To state a claim for a municipal liability pursuant to § 1983 by way of ratification, the plaintiffs must show that the "authorized policymakers approve a subordinate's decision and the basis for it." City of St. Louis v. Prapot-nik, 485 U.S. 112, 127 (1988). Even though "the specific identity of the policymaker" need not be alleged, Groden v. City of Dallas, 826 F.3d 280, 285 (5th Cir. 2016), Plaintiffs still need to identify officials or governmental bodies "who speak with final policymaking authority for the local governmental actor concerning the action alleged to have caused the particular constitutional or statutory violation at issue." Bolton v. City of Dallas, 541 F.3d 545, 548 (5th Cir. 2008).
Supporting this theory of liability, Plaintiffs allege that "the City was the authorized policymaker for jail policies," and "the City failed to take any remedial or disciplinary action against the Individual Defendants." Based on 14 these allegations alone, Plaintiffs contend that they have "alleged sufficient facts to establish . . . the City's ratification of the officers' conduct." But Plaintiffs do not allege sufficient facts to show any "specific official policy" or any "legally authorized policymaker" other than "the City," much less identify that a legally authorized policymaker ratified a policy that violate a constitutional right. Id. Neither do they allege specific facts that support an inference that any pertinent policymaker knew of unlawful actions and approved them. Because the complaint failed to state anything more than con-clusory allegations on this issue, the district court properly dismissed this claim.

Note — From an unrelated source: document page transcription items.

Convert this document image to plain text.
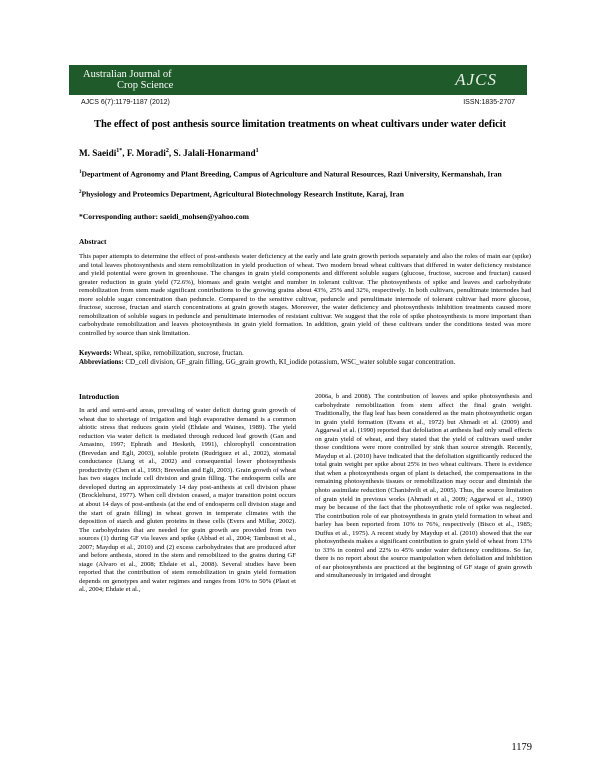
Australian Journal of
Crop Science	AJCS
AJCS 6(7):1179-1187 (2012)	ISSN:1835-2707
The effect of post anthesis source limitation treatments on wheat cultivars under water deficit
M. Saeidi$^{1*}$, F. Moradi$^2$, S. Jalali-Honarmand$^1$
$^1$Department of Agronomy and Plant Breeding, Campus of Agriculture and Natural Resources, Razi University, Kermanshah, Iran
$^2$Physiology and Proteomics Department, Agricultural Biotechnology Research Institute, Karaj, Iran
*Corresponding author: saeidi_mohsen@yahoo.com
Abstract
This paper attempts to determine the effect of post-anthesis water deficiency at the early and late grain growth periods separately and also the roles of main ear (spike) and total leaves photosynthesis and stem remobilization in yield production of wheat. Two modern bread wheat cultivars that differed in water deficiency resistance and yield potential were grown in greenhouse. The changes in grain yield components and different soluble sugars (glucose, fructose, sucrose and fructan) caused greater reduction in grain yield (72.6%), biomass and grain weight and number in tolerant cultivar. The photosynthesis of spike and leaves and carbohydrate remobilization from stem made significant contributions to the growing grains about 43%, 25% and 32%, respectively. In both cultivars, penultimate internodes had more soluble sugar concentration than peduncle. Compared to the sensitive cultivar, peduncle and penultimate internode of tolerant cultivar had more glucose, fructose, sucrose, fructan and starch concentrations at grain growth stages. Moreover, the water deficiency and photosynthesis inhibition treatments caused more remobilization of soluble sugars in peduncle and penultimate internodes of resistant cultivar. We suggest that the role of spike photosynthesis is more important than carbohydrate remobilization and leaves photosynthesis in grain yield formation. In addition, grain yield of these cultivars under the conditions tested was more controlled by source than sink limitation.
Keywords: Wheat, spike, remobilization, sucrose, fructan.
Abbreviations: CD_cell division, GF_grain filling, GG_grain growth, KI_iodide potassium, WSC_water soluble sugar concentration.
Introduction
In arid and semi-arid areas, prevailing of water deficit during grain growth of wheat due to shortage of irrigation and high evaporative demand is a common abiotic stress that reduces grain yield (Ehdaie and Waines, 1989). The yield reduction via water deficit is mediated through reduced leaf growth (Gan and Amasino, 1997; Ephrath and Hesketh, 1991), chlorophyll concentration (Brevedan and Egli, 2003), soluble protein (Rudriguez et al., 2002), stomatal conductance (Liang et al., 2002) and consequential lower photosynthesis productivity (Chen et al., 1993; Brevedan and Egli, 2003). Grain growth of wheat has two stages include cell division and grain filling. The endosperm cells are developed during an approximately 14 day post-anthesis at cell division phase (Brocklehurst, 1977). When cell division ceased, a major transition point occurs at about 14 days of post-anthesis (at the end of endosperm cell division stage and the start of grain filling) in wheat grown in temperate climates with the deposition of starch and gluten proteins in these cells (Evers and Millar, 2002). The carbohydrates that are needed for grain growth are provided from two sources (1) during GF via leaves and spike (Abbad et al., 2004; Tambussi et al., 2007; Maydup et al., 2010) and (2) excess carbohydrates that are produced after and before anthesis, stored in the stem and remobilized to the grains during GF stage (Alvaro et al., 2008; Ehdaie et al., 2008). Several studies have been reported that the contribution of stem remobilization in grain yield formation depends on genotypes and water regimes and ranges from 10% to 50% (Plaut et al., 2004; Ehdaie et al.,
2006a, b and 2008). The contribution of leaves and spike photosynthesis and carbohydrate remobilization from stem affect the final grain weight. Traditionally, the flag leaf has been considered as the main photosynthetic organ in grain yield formation (Evans et al., 1972) but Ahmadi et al. (2009) and Aggarwal et al. (1990) reported that defoliation at anthesis had only small effects on grain yield of wheat, and they stated that the yield of cultivars used under those conditions were more controlled by sink than source strength. Recently, Maydup et al. (2010) have indicated that the defoliation significantly reduced the total grain weight per spike about 25% in two wheat cultivars. There is evidence that when a photosynthesis organ of plant is detached, the compensations in the remaining photosynthesis tissues or remobilization may occur and diminish the photo assimilate reduction (Chanishvili et al., 2005). Thus, the source limitation of grain yield in previous works (Ahmadi et al., 2009; Aggarwal et al., 1990) may be because of the fact that the photosynthetic role of spike was neglected. The contribution role of ear photosynthesis in grain yield formation in wheat and barley has been reported from 10% to 76%, respectively (Bisco et al., 1985; Duffus et al., 1975). A recent study by Maydup et al. (2010) showed that the ear photosynthesis makes a significant contribution to grain yield of wheat from 13% to 33% in control and 22% to 45% under water deficiency conditions. So far, there is no report about the source manipulation when defoliation and inhibition of ear photosynthesis are practiced at the beginning of GF stage of grain growth and simultaneously in irrigated and drought
1179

The TTCA claims against the City were properly dismissed because no waiver of immunity applies. As to the § 1983 claims, all claims against the individual defendants were properly dismissed because Plaintiffs failed to allege sufficient facts to overcome qualified immunity. And the § 1983 claims against the City were properly dismissed because the plaintiffs failed to allege sufficient facts to support any municipal liability theory. Accordingly, we AFFIRM. 15
[*] Pursuant to 5TH CIRCUIT RULE 47.5, the court has determined that this opinion should not be published and is not precedent except under the limited circumstances set forth in 5TH CIRCUIT RULE 47.5.4.